Ich glaube, das hängt aber stark von dem EE-Server ab, oder? Der JBoss verhält sich da ja anders als z.B. der Glassfish, soweit ich weiß.

Ich glaube, im Sinne von EE müsstest Du über Remote EJBs Zugriff erhalten.


----------



## TheDarkRose (5. Aug 2011)

Unterschied zwischen JBoss und Glassfish habe ich bis jetzt nur folgendes festgestellt:
- Thema JAAS: JBoss hält sich da ziemlich an den Standard, aber Glassfish fällt da total aus der Reihe und ich hab JAAS nicht wirklich zum laufen gebracht.
- Thema JNDI-Names: Glassfish supportet den java:global Namen, während Jboss eigene JNDI-Namen für die EJB kreiert. Ob sich das beim JBoss AS 7 geändert hat, habe ich noch nicht evaluiert.
- Thema Remote Application Client: JBoss stellt eine einzelne JAR (welche auf Sub-JAR's) verweißt bereit für den Application Client. Glassfish bietet hauptsächlich nur die Webstart Methode, oder man muss auf jeden Rechner Glassfish installieren und dann kann man dein application-launcher verwenden.


Back to topic:
@Remote Interfaces braucht man eigentlich nur für entfernte Aufrufe, wie Application Client zu EJB, oder EJB zu EJB, wenn diese auf unterschiedlichen Servern laufen.
Da aber bei mir beides in der selben JBoss Instanz deployed wird, sollte eigentlich ein @Local Interface auch funktionieren. Da in diesem Fall ja alles lokal im Server abläuft. Wie gesagt, muss ich noch ausprobieren.


----------



## FArt (5. Aug 2011)

Bis einschließlich JBoss 6 funktioniert das auf jeden Fall. Die @EJB Annotation hält halt noch ein paar Fallstricke bereit.. am besten man verwendet dann zum Injizieren den EJB Namen, den gemappten Namen oder den JNDI Namen. (Ausnahme, wenn eigene Loaderrepositories defniert werden, da muss man noch etwas mehr Hirnschmalz bzgl. Assembly der Komponenten reinstecken).

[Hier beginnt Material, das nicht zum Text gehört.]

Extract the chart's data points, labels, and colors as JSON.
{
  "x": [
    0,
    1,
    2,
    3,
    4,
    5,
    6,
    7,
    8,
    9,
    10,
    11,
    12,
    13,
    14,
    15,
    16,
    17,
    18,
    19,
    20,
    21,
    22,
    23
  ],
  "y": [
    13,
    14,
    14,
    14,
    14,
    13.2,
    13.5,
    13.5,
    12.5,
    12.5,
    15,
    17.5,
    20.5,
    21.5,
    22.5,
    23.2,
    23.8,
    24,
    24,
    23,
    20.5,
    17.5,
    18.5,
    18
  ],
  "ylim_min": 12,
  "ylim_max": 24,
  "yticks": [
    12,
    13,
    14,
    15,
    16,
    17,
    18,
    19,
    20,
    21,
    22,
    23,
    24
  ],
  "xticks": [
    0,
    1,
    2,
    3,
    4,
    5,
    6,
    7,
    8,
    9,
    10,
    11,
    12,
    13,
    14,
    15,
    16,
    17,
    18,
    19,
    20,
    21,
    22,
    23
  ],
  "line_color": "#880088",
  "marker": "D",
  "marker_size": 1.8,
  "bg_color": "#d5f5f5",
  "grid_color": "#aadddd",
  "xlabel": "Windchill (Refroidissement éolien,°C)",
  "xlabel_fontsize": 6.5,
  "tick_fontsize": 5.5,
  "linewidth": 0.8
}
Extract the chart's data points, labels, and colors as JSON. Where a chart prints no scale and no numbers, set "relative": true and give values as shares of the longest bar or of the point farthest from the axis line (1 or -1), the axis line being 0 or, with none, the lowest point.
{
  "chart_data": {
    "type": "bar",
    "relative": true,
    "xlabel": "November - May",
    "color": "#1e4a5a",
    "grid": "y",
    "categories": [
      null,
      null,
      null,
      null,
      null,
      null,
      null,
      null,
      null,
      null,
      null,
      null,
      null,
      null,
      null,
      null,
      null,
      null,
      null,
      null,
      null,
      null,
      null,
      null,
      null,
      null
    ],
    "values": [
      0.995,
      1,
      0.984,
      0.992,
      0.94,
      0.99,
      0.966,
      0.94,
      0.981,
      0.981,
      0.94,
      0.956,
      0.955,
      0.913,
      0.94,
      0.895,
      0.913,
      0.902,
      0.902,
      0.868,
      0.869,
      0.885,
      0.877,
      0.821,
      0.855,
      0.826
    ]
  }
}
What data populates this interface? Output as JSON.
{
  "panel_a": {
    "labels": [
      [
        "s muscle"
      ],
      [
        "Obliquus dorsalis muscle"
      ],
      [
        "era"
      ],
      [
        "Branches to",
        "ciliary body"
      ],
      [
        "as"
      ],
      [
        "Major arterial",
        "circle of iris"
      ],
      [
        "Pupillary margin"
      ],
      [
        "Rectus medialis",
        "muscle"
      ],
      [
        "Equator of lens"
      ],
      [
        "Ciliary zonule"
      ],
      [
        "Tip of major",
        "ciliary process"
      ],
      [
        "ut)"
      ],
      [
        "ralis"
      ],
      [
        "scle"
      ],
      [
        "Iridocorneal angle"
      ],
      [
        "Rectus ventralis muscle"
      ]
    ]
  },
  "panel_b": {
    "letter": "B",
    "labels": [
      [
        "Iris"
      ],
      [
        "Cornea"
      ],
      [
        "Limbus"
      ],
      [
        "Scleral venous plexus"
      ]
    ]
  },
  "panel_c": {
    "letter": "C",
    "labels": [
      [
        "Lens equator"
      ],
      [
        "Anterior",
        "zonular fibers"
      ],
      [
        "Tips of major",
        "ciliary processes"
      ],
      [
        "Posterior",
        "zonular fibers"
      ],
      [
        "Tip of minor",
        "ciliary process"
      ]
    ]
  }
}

Ab JBoss 7 muss man beachten, dass jedes Modul per Default erst mal isoliert gegenüber anderen Modulen ist. Abhängigkeiten müssen explizit definiert werden. 
Ohne es probiert zu haben, müsste aber auch hier ohne spezielle Abhängigkeit eine Injection funktionieren, wenn man z.B. den JNDI Namen verwendet und Remoteinterfaces. Von der Theorie her würde ich aber schätzen, dass man nun beim Assembly aufpassen muss: das Remoteinterface der Beans müsste dann eigentlich in beiden Module vorhanden sein.

Vermutlich reicht aber auch schon eine Injection, um die Abhängigkeit zu definieren.... ?!?


----------



## Sym (7. Aug 2011)

TheDarkRose hat gesagt.:


> Back to topic:
> @Remote Interfaces braucht man eigentlich nur für entfernte Aufrufe, wie Application Client zu EJB, oder EJB zu EJB, wenn diese auf unterschiedlichen Servern laufen.
> Da aber bei mir beides in der selben JBoss Instanz deployed wird, sollte eigentlich ein @Local Interface auch funktionieren. Da in diesem Fall ja alles lokal im Server abläuft. Wie gesagt, muss ich noch ausprobieren.

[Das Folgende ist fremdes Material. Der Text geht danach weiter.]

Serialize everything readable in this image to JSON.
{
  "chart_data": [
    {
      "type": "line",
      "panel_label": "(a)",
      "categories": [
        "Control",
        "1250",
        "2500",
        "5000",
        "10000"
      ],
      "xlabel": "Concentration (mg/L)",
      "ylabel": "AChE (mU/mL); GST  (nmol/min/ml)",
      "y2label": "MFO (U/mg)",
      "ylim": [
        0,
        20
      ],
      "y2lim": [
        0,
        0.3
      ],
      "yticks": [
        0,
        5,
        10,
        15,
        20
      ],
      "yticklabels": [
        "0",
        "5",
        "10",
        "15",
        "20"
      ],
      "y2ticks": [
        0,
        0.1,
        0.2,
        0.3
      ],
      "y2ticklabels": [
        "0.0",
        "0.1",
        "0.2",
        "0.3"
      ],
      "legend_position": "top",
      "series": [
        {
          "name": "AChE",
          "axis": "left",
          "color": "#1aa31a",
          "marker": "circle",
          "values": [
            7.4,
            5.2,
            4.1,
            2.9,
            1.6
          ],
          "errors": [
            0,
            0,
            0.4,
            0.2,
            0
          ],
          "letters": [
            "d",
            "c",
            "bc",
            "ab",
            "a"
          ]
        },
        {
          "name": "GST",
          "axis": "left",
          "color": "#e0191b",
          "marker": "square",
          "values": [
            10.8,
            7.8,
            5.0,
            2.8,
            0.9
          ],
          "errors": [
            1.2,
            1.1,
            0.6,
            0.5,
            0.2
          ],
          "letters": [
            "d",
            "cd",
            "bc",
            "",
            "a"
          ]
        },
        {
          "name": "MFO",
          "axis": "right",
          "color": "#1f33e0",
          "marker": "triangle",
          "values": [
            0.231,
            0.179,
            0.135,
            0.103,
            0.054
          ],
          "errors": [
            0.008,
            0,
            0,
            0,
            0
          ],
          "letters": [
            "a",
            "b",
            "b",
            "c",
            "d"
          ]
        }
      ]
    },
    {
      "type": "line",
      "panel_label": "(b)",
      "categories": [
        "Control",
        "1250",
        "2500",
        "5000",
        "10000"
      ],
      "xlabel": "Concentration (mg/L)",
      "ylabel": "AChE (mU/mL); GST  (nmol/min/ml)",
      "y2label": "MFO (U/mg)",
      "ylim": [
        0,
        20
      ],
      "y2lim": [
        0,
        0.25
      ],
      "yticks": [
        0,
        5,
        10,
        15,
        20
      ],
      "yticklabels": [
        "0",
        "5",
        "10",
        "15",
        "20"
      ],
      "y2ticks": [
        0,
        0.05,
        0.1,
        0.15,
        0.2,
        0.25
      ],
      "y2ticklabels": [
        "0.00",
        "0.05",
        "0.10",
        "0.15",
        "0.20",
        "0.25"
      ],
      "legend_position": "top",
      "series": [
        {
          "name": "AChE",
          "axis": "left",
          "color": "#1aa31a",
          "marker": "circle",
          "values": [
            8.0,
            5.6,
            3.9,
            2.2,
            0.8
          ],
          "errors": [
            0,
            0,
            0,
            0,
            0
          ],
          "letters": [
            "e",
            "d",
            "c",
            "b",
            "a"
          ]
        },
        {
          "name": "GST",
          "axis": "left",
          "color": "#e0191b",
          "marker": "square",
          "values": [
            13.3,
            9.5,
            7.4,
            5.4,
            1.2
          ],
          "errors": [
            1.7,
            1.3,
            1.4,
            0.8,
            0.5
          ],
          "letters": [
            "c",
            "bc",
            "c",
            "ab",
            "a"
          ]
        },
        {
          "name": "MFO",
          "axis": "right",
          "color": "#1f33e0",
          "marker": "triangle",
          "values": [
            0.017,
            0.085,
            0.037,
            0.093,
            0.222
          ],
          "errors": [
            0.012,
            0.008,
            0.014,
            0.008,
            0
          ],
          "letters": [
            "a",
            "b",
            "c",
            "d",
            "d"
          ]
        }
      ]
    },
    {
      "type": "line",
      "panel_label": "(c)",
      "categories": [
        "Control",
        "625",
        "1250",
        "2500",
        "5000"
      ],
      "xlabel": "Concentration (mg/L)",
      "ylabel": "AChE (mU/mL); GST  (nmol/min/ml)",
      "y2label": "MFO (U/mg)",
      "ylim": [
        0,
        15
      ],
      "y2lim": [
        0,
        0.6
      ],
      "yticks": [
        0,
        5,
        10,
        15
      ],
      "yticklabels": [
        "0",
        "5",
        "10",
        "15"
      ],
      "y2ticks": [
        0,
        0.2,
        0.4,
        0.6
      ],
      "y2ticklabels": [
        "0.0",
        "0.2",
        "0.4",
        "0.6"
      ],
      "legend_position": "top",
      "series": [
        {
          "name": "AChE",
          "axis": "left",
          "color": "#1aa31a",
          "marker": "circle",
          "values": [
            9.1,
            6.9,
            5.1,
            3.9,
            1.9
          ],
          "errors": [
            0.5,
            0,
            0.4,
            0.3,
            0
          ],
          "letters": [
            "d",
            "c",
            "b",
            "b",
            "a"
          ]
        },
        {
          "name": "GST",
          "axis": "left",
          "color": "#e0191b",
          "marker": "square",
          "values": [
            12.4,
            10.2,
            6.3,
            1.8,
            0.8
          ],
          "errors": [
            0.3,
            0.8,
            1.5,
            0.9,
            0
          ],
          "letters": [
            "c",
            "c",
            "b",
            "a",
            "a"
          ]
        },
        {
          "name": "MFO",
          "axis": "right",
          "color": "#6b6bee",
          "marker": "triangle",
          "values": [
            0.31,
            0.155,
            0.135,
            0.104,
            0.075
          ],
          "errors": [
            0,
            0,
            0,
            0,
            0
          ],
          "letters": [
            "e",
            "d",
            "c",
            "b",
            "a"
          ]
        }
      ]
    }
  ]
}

Funktionieren tut es. Aber das "Addon" soll ja unabhängig vom EAR deployed werden und ist nur "zufällig" auf demselben EE Server. Aus architektonischer Sicht würde ich das nicht über Local-EJBs lösen. Ist aber sicher Geschmacksache und schneller sind localEJBs natürlich.


----------



## TheDarkRose (7. Aug 2011)

Ok, aus architecktonischer Sicht hast du recht. Aber wie weiß der andere EE Server, wo er das remote EJB zu finden hat?


----------



## FArt (8. Aug 2011)

TheDarkRose hat gesagt.:


> Ok, aus architecktonischer Sicht hast du recht. Aber wie weiß der andere EE Server, wo er das remote EJB zu finden hat?



Entweder selber machen (Lookup) oder über Clustering und HA-JNDI.


----------